There are several reasons that cause you to contribute too much to your Roth IRA, but the most common are:
- Contributed more than the annual amount allowed ($6,000/per person under the age of 50; $7,000 for those aged 50 and above)
- Contributed more than their earned income
- Or, most commonly, their income was too high to contribute to a Roth IRA based on IRS Limits
4 Steps to Fixing an Excess Roth IRA Contribution
Upon preparing your tax return, should you find that you contributed too much to your Roth IRA, there are 4 primary ways to remedy:
1. Remove the excess contribution prior to the tax filing deadline (including extensions):
In a best-case scenario, if you discover the excess Roth IRA contribution prior to filing your tax return, you can withdraw the funds. If the funds within the IRA have appreciated since the original contribution, you’ll need to withdraw both the excess contribution and the prorated portion of the appreciation earned from the date the funds were contributed, to the date they are withdrawn.
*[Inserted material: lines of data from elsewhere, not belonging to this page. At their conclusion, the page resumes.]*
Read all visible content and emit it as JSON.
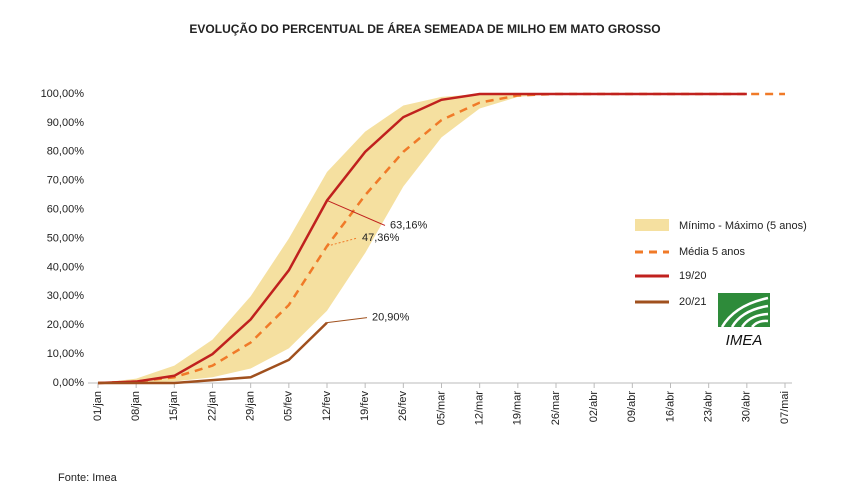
{
  "chart_data": {
    "type": "line",
    "title": "EVOLUÇÃO DO PERCENTUAL DE ÁREA SEMEADA DE MILHO EM MATO GROSSO",
    "source": "Fonte: Imea",
    "logo_text": "IMEA",
    "categories": [
      "01/jan",
      "08/jan",
      "15/jan",
      "22/jan",
      "29/jan",
      "05/fev",
      "12/fev",
      "19/fev",
      "26/fev",
      "05/mar",
      "12/mar",
      "19/mar",
      "26/mar",
      "02/abr",
      "09/abr",
      "16/abr",
      "23/abr",
      "30/abr",
      "07/mai"
    ],
    "ylim": [
      0,
      100
    ],
    "yticks": [
      {
        "value": 0,
        "label": "0,00%"
      },
      {
        "value": 10,
        "label": "10,00%"
      },
      {
        "value": 20,
        "label": "20,00%"
      },
      {
        "value": 30,
        "label": "30,00%"
      },
      {
        "value": 40,
        "label": "40,00%"
      },
      {
        "value": 50,
        "label": "50,00%"
      },
      {
        "value": 60,
        "label": "60,00%"
      },
      {
        "value": 70,
        "label": "70,00%"
      },
      {
        "value": 80,
        "label": "80,00%"
      },
      {
        "value": 90,
        "label": "90,00%"
      },
      {
        "value": 100,
        "label": "100,00%"
      }
    ],
    "band": {
      "name": "Mínimo - Máximo (5 anos)",
      "color": "#f5e0a0",
      "upper": [
        0,
        1.5,
        6,
        15,
        30,
        50,
        73,
        87,
        96,
        99,
        100,
        100,
        100,
        100,
        100,
        100,
        100,
        100,
        null
      ],
      "lower": [
        0,
        0,
        0.5,
        2,
        5,
        12,
        25,
        45,
        68,
        85,
        95,
        99,
        100,
        100,
        100,
        100,
        100,
        100,
        null
      ]
    },
    "series": [
      {
        "name": "Média 5 anos",
        "color": "#f07a28",
        "dashed": true,
        "values": [
          0,
          0.5,
          2,
          6,
          14,
          27,
          47.36,
          65,
          80,
          91,
          97,
          99.5,
          100,
          100,
          100,
          100,
          100,
          100,
          100
        ],
        "value_labels": [
          null,
          null,
          null,
          null,
          null,
          null,
          "47,36%",
          null,
          null,
          null,
          null,
          null,
          null,
          null,
          null,
          null,
          null,
          null,
          null
        ]
      },
      {
        "name": "19/20",
        "color": "#c0211e",
        "dashed": false,
        "values": [
          0,
          0.5,
          2.5,
          10,
          22,
          39,
          63.16,
          80,
          92,
          98,
          100,
          100,
          100,
          100,
          100,
          100,
          100,
          100,
          null
        ],
        "value_labels": [
          null,
          null,
          null,
          null,
          null,
          null,
          "63,16%",
          null,
          null,
          null,
          null,
          null,
          null,
          null,
          null,
          null,
          null,
          null,
          null
        ]
      },
      {
        "name": "20/21",
        "color": "#a0501e",
        "dashed": false,
        "values": [
          0,
          0,
          0,
          1,
          2,
          8,
          20.9,
          null,
          null,
          null,
          null,
          null,
          null,
          null,
          null,
          null,
          null,
          null,
          null
        ],
        "value_labels": [
          null,
          null,
          null,
          null,
          null,
          null,
          "20,90%",
          null,
          null,
          null,
          null,
          null,
          null,
          null,
          null,
          null,
          null,
          null,
          null
        ]
      }
    ]
  }
}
While you will not owe tax on the withdrawal of the over contribution itself, you will owe tax on any appreciation earned at your marginal tax rate. Additionally, if you’re younger than 59.5 you will owe a 10% penalty on the gain. Note, if you’ve already filed your return but the filing deadline (including extension) has not yet passed, you can file an amended return. The deadline plus extensions is typically October 15th.
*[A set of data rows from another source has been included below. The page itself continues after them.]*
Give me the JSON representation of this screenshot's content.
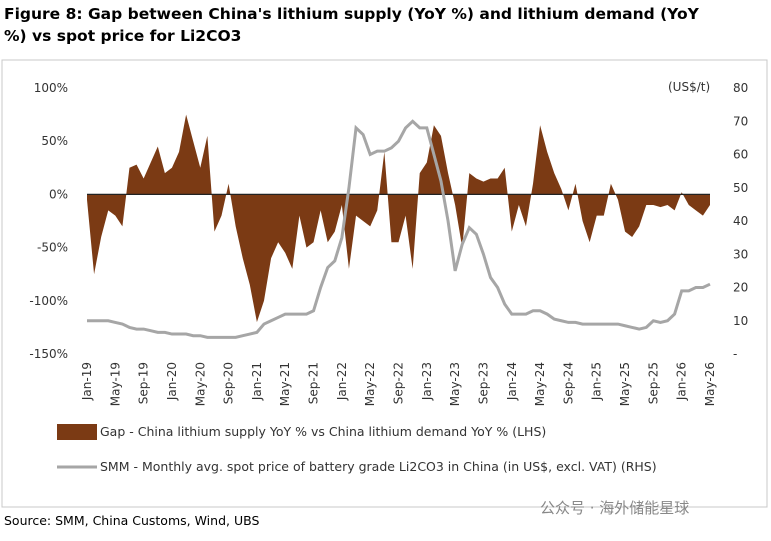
{
  "chart_data": {
    "type": "area-line",
    "title": [
      "Figure 8: Gap between China's lithium supply (YoY %) and lithium demand (YoY",
      "%) vs spot price for Li2CO3"
    ],
    "y2_label": "(US$/t)",
    "source": "Source: SMM, China Customs, Wind, UBS",
    "watermark": "公众号 · 海外储能星球",
    "categories": [
      "Jan-19",
      null,
      null,
      null,
      "May-19",
      null,
      null,
      null,
      "Sep-19",
      null,
      null,
      null,
      "Jan-20",
      null,
      null,
      null,
      "May-20",
      null,
      null,
      null,
      "Sep-20",
      null,
      null,
      null,
      "Jan-21",
      null,
      null,
      null,
      "May-21",
      null,
      null,
      null,
      "Sep-21",
      null,
      null,
      null,
      "Jan-22",
      null,
      null,
      null,
      "May-22",
      null,
      null,
      null,
      "Sep-22",
      null,
      null,
      null,
      "Jan-23",
      null,
      null,
      null,
      "May-23",
      null,
      null,
      null,
      "Sep-23",
      null,
      null,
      null,
      "Jan-24",
      null,
      null,
      null,
      "May-24",
      null,
      null,
      null,
      "Sep-24",
      null,
      null,
      null,
      "Jan-25",
      null,
      null,
      null,
      "May-25",
      null,
      null,
      null,
      "Sep-25",
      null,
      null,
      null,
      "Jan-26",
      null,
      null,
      null,
      "May-26"
    ],
    "series": [
      {
        "name": "Gap - China lithium supply YoY % vs China lithium demand YoY % (LHS)",
        "color": "#7b3a14",
        "kind": "area",
        "values": [
          -5,
          -75,
          -40,
          -15,
          -20,
          -30,
          25,
          28,
          15,
          30,
          45,
          20,
          25,
          40,
          75,
          50,
          25,
          55,
          -35,
          -20,
          10,
          -30,
          -60,
          -85,
          -120,
          -100,
          -60,
          -45,
          -55,
          -70,
          -20,
          -50,
          -45,
          -15,
          -45,
          -35,
          -10,
          -70,
          -20,
          -25,
          -30,
          -15,
          40,
          -45,
          -45,
          -20,
          -70,
          20,
          30,
          65,
          55,
          20,
          -10,
          -50,
          20,
          15,
          12,
          15,
          15,
          25,
          -35,
          -10,
          -30,
          10,
          65,
          40,
          20,
          5,
          -15,
          10,
          -25,
          -45,
          -20,
          -20,
          10,
          -5,
          -35,
          -40,
          -30,
          -10,
          -10,
          -12,
          -10,
          -15,
          2,
          -10,
          -15,
          -20,
          -10
        ]
      },
      {
        "name": "SMM - Monthly avg. spot price of battery grade Li2CO3 in China (in US$, excl. VAT) (RHS)",
        "color": "#a6a6a6",
        "kind": "line",
        "axis": "y2",
        "values": [
          10,
          10,
          10,
          10,
          9.5,
          9,
          8,
          7.5,
          7.5,
          7,
          6.5,
          6.5,
          6,
          6,
          6,
          5.5,
          5.5,
          5,
          5,
          5,
          5,
          5,
          5.5,
          6,
          6.5,
          9,
          10,
          11,
          12,
          12,
          12,
          12,
          13,
          20,
          26,
          28,
          35,
          50,
          68,
          66,
          60,
          61,
          61,
          62,
          64,
          68,
          70,
          68,
          68,
          60,
          52,
          40,
          25,
          33,
          38,
          36,
          30,
          23,
          20,
          15,
          12,
          12,
          12,
          13,
          13,
          12,
          10.5,
          10,
          9.5,
          9.5,
          9,
          9,
          9,
          9,
          9,
          9,
          8.5,
          8,
          7.5,
          8,
          10,
          9.5,
          10,
          12,
          19,
          19,
          20,
          20,
          21
        ]
      }
    ],
    "ylim": [
      -150,
      100
    ],
    "yticks": [
      {
        "value": -150,
        "label": "-150%"
      },
      {
        "value": -100,
        "label": "-100%"
      },
      {
        "value": -50,
        "label": "-50%"
      },
      {
        "value": 0,
        "label": "0%"
      },
      {
        "value": 50,
        "label": "50%"
      },
      {
        "value": 100,
        "label": "100%"
      }
    ],
    "y2lim": [
      0,
      80
    ],
    "y2ticks": [
      {
        "value": 0,
        "label": "-"
      },
      10,
      20,
      30,
      40,
      50,
      60,
      70,
      80
    ],
    "grid": false
  }
}
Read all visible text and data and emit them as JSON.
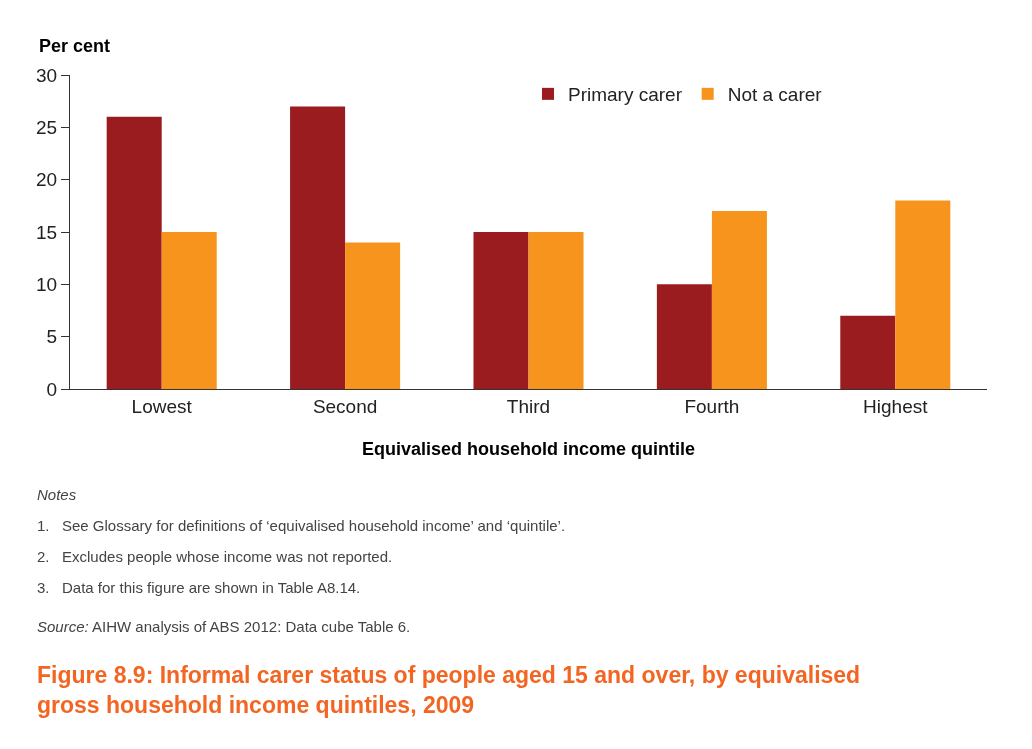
{
  "chart_data": {
    "type": "bar",
    "title": "Figure 8.9: Informal carer status of people aged 15 and over, by equivalised gross household income quintiles, 2009",
    "xlabel": "Equivalised household income quintile",
    "ylabel": "Per cent",
    "categories": [
      "Lowest",
      "Second",
      "Third",
      "Fourth",
      "Highest"
    ],
    "series": [
      {
        "name": "Primary carer",
        "color": "#9b1c1f",
        "values": [
          26,
          27,
          15,
          10,
          7
        ]
      },
      {
        "name": "Not a carer",
        "color": "#f7941d",
        "values": [
          15,
          14,
          15,
          17,
          18
        ]
      }
    ],
    "ylim": [
      0,
      30
    ],
    "yticks": [
      0,
      5,
      10,
      15,
      20,
      25,
      30
    ],
    "legend": "top right",
    "annotations": [
      "Notes",
      "1.   See Glossary for definitions of ‘equivalised household income’ and ‘quintile’.",
      "2.   Excludes people whose income was not reported.",
      "3.   Data for this figure are shown in Table A8.14.",
      "Source: AIHW analysis of ABS 2012: Data cube Table 6."
    ]
  }
}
2. Recharacterize the contribution:
If not withdrawing the excess contribution, you can choose to recharacterize the contribution from a Roth IRA to a Traditional IRA. Assuming you meet the requirements to contribute to a Traditional IRA. Alternatively, if your income is too high to deduct the contribution, you can make a nondeductible IRA contribution. Going this route preserves the tax deferred nature of growth within the IRA. But once age 59.5, you’ll still owe tax on the gain when you withdraw it (unlike tax free withdrawals from a Roth IRA).
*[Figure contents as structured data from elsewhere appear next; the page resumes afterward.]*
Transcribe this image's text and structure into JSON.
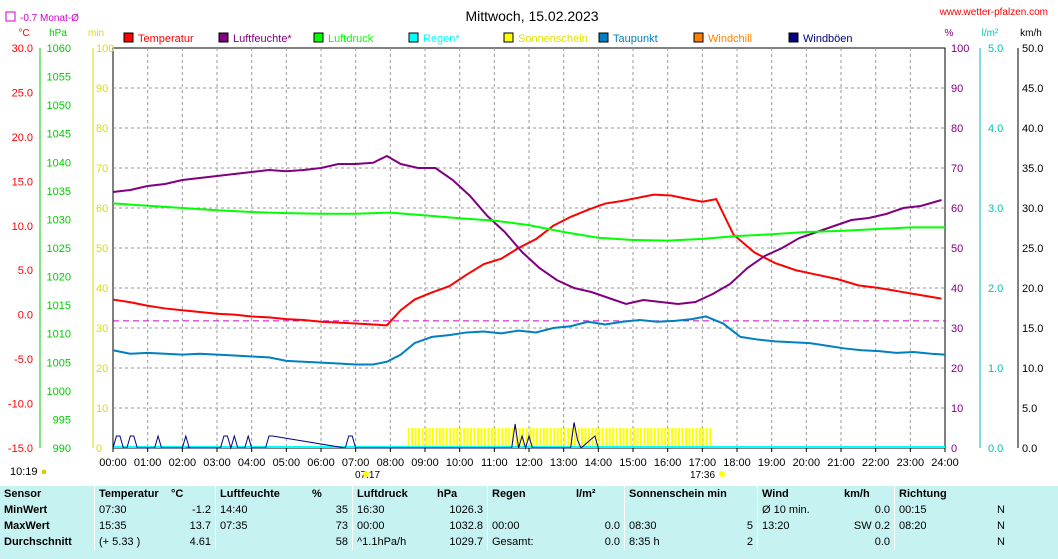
{
  "header": {
    "title": "Mittwoch, 15.02.2023",
    "site": "www.wetter-pfalzen.com",
    "monthavg": "-0.7 Monat-Ø"
  },
  "units": {
    "temp": "°C",
    "pressure": "hPa",
    "sun": "min",
    "percent": "%",
    "rain": "l/m²",
    "wind": "km/h"
  },
  "legend": [
    {
      "label": "Temperatur",
      "color": "#ff0000"
    },
    {
      "label": "Luftfeuchte*",
      "color": "#800080"
    },
    {
      "label": "Luftdruck",
      "color": "#00ff00"
    },
    {
      "label": "Regen*",
      "color": "#00ffff"
    },
    {
      "label": "Sonnenschein",
      "color": "#ffff00"
    },
    {
      "label": "Taupunkt",
      "color": "#0080c0"
    },
    {
      "label": "Windchill",
      "color": "#ff8000"
    },
    {
      "label": "Windböen",
      "color": "#000080"
    }
  ],
  "time_labels": {
    "sunrise": "07:17",
    "sunset": "17:36",
    "clock": "10:19"
  },
  "chart_data": {
    "type": "line",
    "x_ticks": [
      "00:00",
      "01:00",
      "02:00",
      "03:00",
      "04:00",
      "05:00",
      "06:00",
      "07:00",
      "08:00",
      "09:00",
      "10:00",
      "11:00",
      "12:00",
      "13:00",
      "14:00",
      "15:00",
      "16:00",
      "17:00",
      "18:00",
      "19:00",
      "20:00",
      "21:00",
      "22:00",
      "23:00",
      "24:00"
    ],
    "xlim": [
      0,
      24
    ],
    "axes": {
      "temp": {
        "ylim": [
          -15,
          30
        ],
        "ticks": [
          "30.0",
          "25.0",
          "20.0",
          "15.0",
          "10.0",
          "5.0",
          "0.0",
          "-5.0",
          "-10.0",
          "-15.0"
        ],
        "color": "#ff0000"
      },
      "pressure": {
        "ylim": [
          990,
          1060
        ],
        "ticks": [
          "1060",
          "1055",
          "1050",
          "1045",
          "1040",
          "1035",
          "1030",
          "1025",
          "1020",
          "1015",
          "1010",
          "1005",
          "1000",
          "995",
          "990"
        ],
        "color": "#00cc00"
      },
      "sun": {
        "ylim": [
          0,
          100
        ],
        "ticks": [
          "100",
          "90",
          "80",
          "70",
          "60",
          "50",
          "40",
          "30",
          "20",
          "10",
          "0"
        ],
        "color": "#ffff00"
      },
      "humidity": {
        "ylim": [
          0,
          100
        ],
        "ticks": [
          "100",
          "90",
          "80",
          "70",
          "60",
          "50",
          "40",
          "30",
          "20",
          "10",
          "0"
        ],
        "color": "#800080"
      },
      "rain": {
        "ylim": [
          0,
          5
        ],
        "ticks": [
          "5.0",
          "4.0",
          "3.0",
          "2.0",
          "1.0",
          "0.0"
        ],
        "color": "#00c0c0"
      },
      "wind": {
        "ylim": [
          0,
          50
        ],
        "ticks": [
          "50.0",
          "45.0",
          "40.0",
          "35.0",
          "30.0",
          "25.0",
          "20.0",
          "15.0",
          "10.0",
          "5.0",
          "0.0"
        ],
        "color": "#000000"
      }
    },
    "monthly_avg_temp": -0.7,
    "series": [
      {
        "name": "Temperatur",
        "axis": "temp",
        "color": "#ff0000",
        "x": [
          0,
          0.5,
          1,
          1.5,
          2,
          2.5,
          3,
          3.5,
          4,
          4.5,
          5,
          5.5,
          6,
          6.5,
          7,
          7.5,
          7.9,
          8.3,
          8.7,
          9.2,
          9.7,
          10.2,
          10.7,
          11.2,
          11.7,
          12.2,
          12.7,
          13.2,
          13.7,
          14.2,
          14.7,
          15.2,
          15.6,
          16.1,
          16.6,
          17,
          17.4,
          17.9,
          18.5,
          19.1,
          19.7,
          20.3,
          20.9,
          21.5,
          22.1,
          22.7,
          23.3,
          23.9
        ],
        "y": [
          1.7,
          1.4,
          1.0,
          0.7,
          0.5,
          0.3,
          0.1,
          0.0,
          -0.2,
          -0.3,
          -0.5,
          -0.6,
          -0.8,
          -0.9,
          -1.0,
          -1.1,
          -1.2,
          0.5,
          1.7,
          2.5,
          3.2,
          4.5,
          5.7,
          6.3,
          7.5,
          8.5,
          10.0,
          11.0,
          11.8,
          12.5,
          12.8,
          13.2,
          13.5,
          13.4,
          13.0,
          12.7,
          13.0,
          9.0,
          7.0,
          5.8,
          5.0,
          4.5,
          4.0,
          3.3,
          3.0,
          2.6,
          2.2,
          1.8
        ]
      },
      {
        "name": "Luftfeuchte",
        "axis": "humidity",
        "color": "#800080",
        "x": [
          0,
          0.5,
          1,
          1.5,
          2,
          2.5,
          3,
          3.5,
          4,
          4.5,
          5,
          5.5,
          6,
          6.5,
          7,
          7.5,
          7.9,
          8.3,
          8.8,
          9.3,
          9.8,
          10.3,
          10.8,
          11.3,
          11.8,
          12.3,
          12.8,
          13.3,
          13.8,
          14.3,
          14.8,
          15.3,
          15.8,
          16.3,
          16.8,
          17.3,
          17.8,
          18.3,
          18.8,
          19.3,
          19.8,
          20.3,
          20.8,
          21.3,
          21.8,
          22.3,
          22.8,
          23.3,
          23.9
        ],
        "y": [
          64,
          64.5,
          65.5,
          66,
          67,
          67.5,
          68,
          68.5,
          69,
          69.5,
          69.2,
          69.5,
          70,
          71,
          71,
          71.3,
          73,
          71,
          70,
          70,
          67,
          63,
          58,
          54,
          49,
          45,
          42,
          40,
          39,
          37.5,
          36,
          37,
          36.5,
          36,
          36.5,
          38.5,
          41,
          45,
          48,
          50,
          52.5,
          54,
          55.5,
          57,
          57.5,
          58.5,
          60,
          60.5,
          62
        ]
      },
      {
        "name": "Luftdruck",
        "axis": "pressure",
        "color": "#00ff00",
        "x": [
          0,
          1,
          2,
          3,
          4,
          5,
          6,
          7,
          8,
          9,
          10,
          11,
          12,
          13,
          14,
          15,
          16,
          17,
          18,
          19,
          20,
          21,
          22,
          23,
          24
        ],
        "y": [
          1032.8,
          1032.4,
          1032.0,
          1031.6,
          1031.3,
          1031.1,
          1031.0,
          1031.0,
          1031.2,
          1030.7,
          1030.2,
          1029.8,
          1029.0,
          1027.8,
          1026.8,
          1026.4,
          1026.3,
          1026.6,
          1027.1,
          1027.4,
          1027.8,
          1028.0,
          1028.3,
          1028.6,
          1028.6
        ]
      },
      {
        "name": "Taupunkt",
        "axis": "temp",
        "color": "#0080c0",
        "x": [
          0,
          0.5,
          1,
          1.5,
          2,
          2.5,
          3,
          3.5,
          4,
          4.5,
          5,
          5.5,
          6,
          6.5,
          7,
          7.5,
          7.9,
          8.3,
          8.7,
          9.2,
          9.7,
          10.2,
          10.7,
          11.2,
          11.7,
          12.2,
          12.7,
          13.2,
          13.7,
          14.2,
          14.7,
          15.2,
          15.7,
          16.2,
          16.7,
          17.1,
          17.6,
          18.1,
          18.6,
          19.1,
          19.6,
          20.1,
          20.6,
          21.1,
          21.6,
          22.1,
          22.6,
          23.1,
          23.6,
          24
        ],
        "y": [
          -4.0,
          -4.4,
          -4.3,
          -4.4,
          -4.5,
          -4.4,
          -4.5,
          -4.6,
          -4.7,
          -4.8,
          -5.2,
          -5.3,
          -5.4,
          -5.5,
          -5.6,
          -5.6,
          -5.3,
          -4.5,
          -3.2,
          -2.5,
          -2.3,
          -2.0,
          -1.9,
          -2.1,
          -1.8,
          -2.0,
          -1.5,
          -1.3,
          -0.8,
          -1.1,
          -0.8,
          -0.6,
          -0.8,
          -0.7,
          -0.5,
          -0.2,
          -1.0,
          -2.5,
          -2.8,
          -3.0,
          -3.1,
          -3.2,
          -3.5,
          -3.8,
          -4.0,
          -4.1,
          -4.3,
          -4.2,
          -4.4,
          -4.5
        ]
      },
      {
        "name": "Windböen",
        "axis": "wind",
        "color": "#000080",
        "x": [
          0,
          0.1,
          0.2,
          0.3,
          0.4,
          0.5,
          0.6,
          0.7,
          0.8,
          1.2,
          1.3,
          1.4,
          2.0,
          2.1,
          2.2,
          2.1,
          3.1,
          3.2,
          3.3,
          3.4,
          3.5,
          3.6,
          3.8,
          3.9,
          4.0,
          4.4,
          4.5,
          4.6,
          6.7,
          6.8,
          6.9,
          7.0,
          11.5,
          11.6,
          11.7,
          11.8,
          11.9,
          12.0,
          12.1,
          12.2,
          13.2,
          13.3,
          13.4,
          13.5,
          13.9,
          14.0
        ],
        "y": [
          0,
          1.5,
          1.5,
          0,
          0,
          1.5,
          1.5,
          0,
          0,
          0,
          1.5,
          0,
          0,
          1.5,
          0,
          0,
          0,
          1.5,
          1.5,
          0,
          1.5,
          0,
          0,
          1.5,
          0,
          0,
          1.5,
          1.5,
          0,
          1.5,
          1.5,
          0,
          0,
          3.0,
          0,
          1.5,
          0,
          1.5,
          0,
          0,
          0,
          3.2,
          1.0,
          0,
          1.5,
          0
        ]
      }
    ],
    "sunshine_bars": {
      "x_start": 8.5,
      "x_end": 17.2,
      "value": 2.5
    }
  },
  "stats": {
    "headers": [
      "Sensor",
      "Temperatur",
      "°C",
      "Luftfeuchte",
      "%",
      "Luftdruck",
      "hPa",
      "Regen",
      "l/m²",
      "Sonnenschein min",
      "",
      "Wind",
      "km/h",
      "Richtung",
      ""
    ],
    "rows": [
      [
        "MinWert",
        "07:30",
        "-1.2",
        "14:40",
        "35",
        "16:30",
        "1026.3",
        "",
        "",
        "",
        "",
        "Ø 10 min.",
        "0.0",
        "00:15",
        "N"
      ],
      [
        "MaxWert",
        "15:35",
        "13.7",
        "07:35",
        "73",
        "00:00",
        "1032.8",
        "00:00",
        "0.0",
        "08:30",
        "5",
        "13:20",
        "SW 0.2",
        "08:20",
        "N"
      ],
      [
        "Durchschnitt",
        "(+ 5.33 )",
        "4.61",
        "",
        "58",
        "^1.1hPa/h",
        "1029.7",
        "Gesamt:",
        "0.0",
        "8:35 h",
        "2",
        "",
        "0.0",
        "",
        "N"
      ]
    ]
  }
}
When correcting this way, you don’t have to withdraw the growth apportioned to the excess Roth IRA withdrawal. So you avoid tax and the 10% penalty on that withdrawal.
Note, you will need to file Form 8606 with your tax return to report the nondeductible IRA contribution.
3. Remove the excess withdrawal after the tax filing deadline:
So you filed your tax return (including extension) and discover the excess contribution after the fact. It’s still important you withdraw the excess amount.
You will follow the same steps as you would if withdrawing the excess contribution prior to the filing deadline. The major difference, however, is you will owe a 6% excise tax each year until the excess contribution is removed. This excise tax will be calculated on Form 5329 when preparing your tax return.
4. Apply the contribution to a future year:
If you were over the income limit in a year you contributed or if you contributed above the annual limit, you can apply the excess contribution toward a future year and forego removing it. In doing so, you will incur the 6% excise tax, but it will be limited to one year, assuming the excess contribution is applied to the following tax year. You will also need to confirm that your income in the following year is below the income limit.
As with most mistakes, there is benefit in correcting the issue as soon as you become aware of the problem. By addressing the excess contribution by utilizing one of the four strategies outlined you can move forward with peace of mind knowing you have limited any future tax penalties with regards to the contribution.